1 gennaio 2021·Français·Vaud·Tribunale cantonale vodese·PDF·3,356 parole·~17 min·3

Riassunto

Assurance invalidité

Testo integrale

402 TRIBUNAL CANTONAL AI 229/17 - 346/2017 ZD17.031035 COUR D E S ASSURANCES SOCIALES _____________________________________________ Arrêt du 4 décembre 2017 __________________ Composition : M. MÉTRAL , président Mmes Dessaux et Pasche, juges Greffier : M. Germond * * * * * Cause pendante entre : A._________, à [...], recourante, et OFFICE DE L'ASSURANCE-INVALIDITÉ POUR LE CANTON DE VAUD, à Vevey, intimé. _______________ Art. 6ss et 43 al. 1 LPGA ; 4 al. 1, 17 al. 1 et 28 al. 1 – 2 LAI

- 2 - E n fait : A. A._________ (ci-après : l’assurée ou la recourante), née en [...], est mariée et mère de quatre enfants dont le cadet est né en [...]. Elle travaillait en qualité d’aide-infirmière pour le compte de la Fondation N.________, Etablissement Médico-Social (EMS) à [...], à un taux de 80 %. Depuis le 1er septembre 2012, elle est également bénéficiaire du revenu d'insertion (RI).

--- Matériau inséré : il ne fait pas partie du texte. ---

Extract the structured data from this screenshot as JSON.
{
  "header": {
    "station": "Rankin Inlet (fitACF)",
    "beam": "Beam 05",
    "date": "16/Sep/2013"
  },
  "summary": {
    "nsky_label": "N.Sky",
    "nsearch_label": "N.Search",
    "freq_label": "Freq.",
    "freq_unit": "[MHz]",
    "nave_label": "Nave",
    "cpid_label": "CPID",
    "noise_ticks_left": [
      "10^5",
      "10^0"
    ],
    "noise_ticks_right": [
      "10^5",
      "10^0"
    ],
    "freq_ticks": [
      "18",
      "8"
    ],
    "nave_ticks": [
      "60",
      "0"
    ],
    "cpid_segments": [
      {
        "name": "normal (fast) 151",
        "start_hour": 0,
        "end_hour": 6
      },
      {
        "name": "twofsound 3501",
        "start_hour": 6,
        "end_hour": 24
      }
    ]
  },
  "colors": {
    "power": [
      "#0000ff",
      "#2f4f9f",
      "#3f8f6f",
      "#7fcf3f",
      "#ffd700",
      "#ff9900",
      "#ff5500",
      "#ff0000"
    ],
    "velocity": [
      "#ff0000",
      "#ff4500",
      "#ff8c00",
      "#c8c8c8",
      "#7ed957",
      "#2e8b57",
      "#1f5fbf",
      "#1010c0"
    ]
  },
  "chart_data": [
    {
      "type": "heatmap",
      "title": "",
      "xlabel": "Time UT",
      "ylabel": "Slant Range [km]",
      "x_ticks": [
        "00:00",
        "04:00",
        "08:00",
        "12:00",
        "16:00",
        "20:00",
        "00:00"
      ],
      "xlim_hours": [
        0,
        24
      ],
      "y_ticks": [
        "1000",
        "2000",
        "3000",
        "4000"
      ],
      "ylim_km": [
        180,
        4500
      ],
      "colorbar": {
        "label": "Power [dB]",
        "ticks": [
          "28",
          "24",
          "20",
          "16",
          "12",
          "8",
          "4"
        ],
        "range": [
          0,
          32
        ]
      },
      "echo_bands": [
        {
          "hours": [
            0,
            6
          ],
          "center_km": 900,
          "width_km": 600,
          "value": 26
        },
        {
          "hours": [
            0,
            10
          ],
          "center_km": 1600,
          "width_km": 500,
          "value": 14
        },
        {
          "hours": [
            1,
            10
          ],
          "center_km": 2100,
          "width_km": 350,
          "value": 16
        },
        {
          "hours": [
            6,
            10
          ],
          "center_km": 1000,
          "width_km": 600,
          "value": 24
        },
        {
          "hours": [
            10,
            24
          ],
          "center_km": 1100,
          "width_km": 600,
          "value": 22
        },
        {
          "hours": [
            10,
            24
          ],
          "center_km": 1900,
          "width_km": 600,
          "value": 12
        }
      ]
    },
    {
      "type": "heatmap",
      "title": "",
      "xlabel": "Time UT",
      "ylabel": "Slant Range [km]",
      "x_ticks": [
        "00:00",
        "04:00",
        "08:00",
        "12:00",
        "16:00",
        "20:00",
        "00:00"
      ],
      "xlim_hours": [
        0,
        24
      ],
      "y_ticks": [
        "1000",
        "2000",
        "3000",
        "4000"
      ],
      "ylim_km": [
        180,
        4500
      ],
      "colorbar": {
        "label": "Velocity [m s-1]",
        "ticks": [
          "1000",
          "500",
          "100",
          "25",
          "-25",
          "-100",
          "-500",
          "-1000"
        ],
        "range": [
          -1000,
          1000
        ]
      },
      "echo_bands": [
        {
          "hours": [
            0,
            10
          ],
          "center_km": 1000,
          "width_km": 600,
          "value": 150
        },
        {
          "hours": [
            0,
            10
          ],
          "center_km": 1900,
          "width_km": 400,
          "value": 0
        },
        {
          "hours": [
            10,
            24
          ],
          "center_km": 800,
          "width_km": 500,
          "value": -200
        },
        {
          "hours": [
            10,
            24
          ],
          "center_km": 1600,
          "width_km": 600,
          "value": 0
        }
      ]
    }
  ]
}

Elle a allégué souffrir de maux de dos depuis le mois de mars 2016. Elle a présenté des périodes de totale incapacité de travail du 12 au 20 mars 2016, puis du 1er au 15 juillet 2016. Par la suite, son médecin traitant, le Dr L.________, spécialiste en médecine interne, a encore régulièrement attesté des incapacités de travail, à un taux variant de 50 à 100 %, dès le mois d’août 2016. L’employeur a annoncé l’assurée à l’Office de l’assurance-invalidité pour le canton de Vaud (ci-après : l’OAI ou l’intimé), pour une détection précoce, le 2 novembre 2016. Le Dr L.________ a adressé sa patiente au Professeur S.________, spécialiste en médecine physique et en réadaptation, chef de service au Département de l’appareil locomoteur (DAL) du CHUV. Dans un rapport du 1er septembre 2016 au Dr L.________, le Professeur S.________ a fait état de « lombocruralgies droites (sans sciatique vraie) sur terrain d’hyperlaxité, de déconditionnement à l’effort et de syndrome dépressif chronique ». Il n’y avait pas de conflit à l’imagerie par résonance magnétique (IRM), mais un début d’involution graisseuse des canaux spinaux au niveau lombaire. Le Professeur S.________ a proposé la reprise d’une physiothérapie avec, comme objectif principal, l’apprentissage d’exercices à réaliser seule au domicile pendant plusieurs mois, à base notamment de gainage et d’exercices proprioceptifs. Il a également prescrit des médicaments antiinflammatoires et antidouleurs. Selon le Professeur S.________, l’assurée avait compris que la reprise d’une activité physique sur le long terme était le seul traitement susceptible d’améliorer durablement la situation. Une infiltration facettaire basse pouvait toutefois être envisagée dans un second temps.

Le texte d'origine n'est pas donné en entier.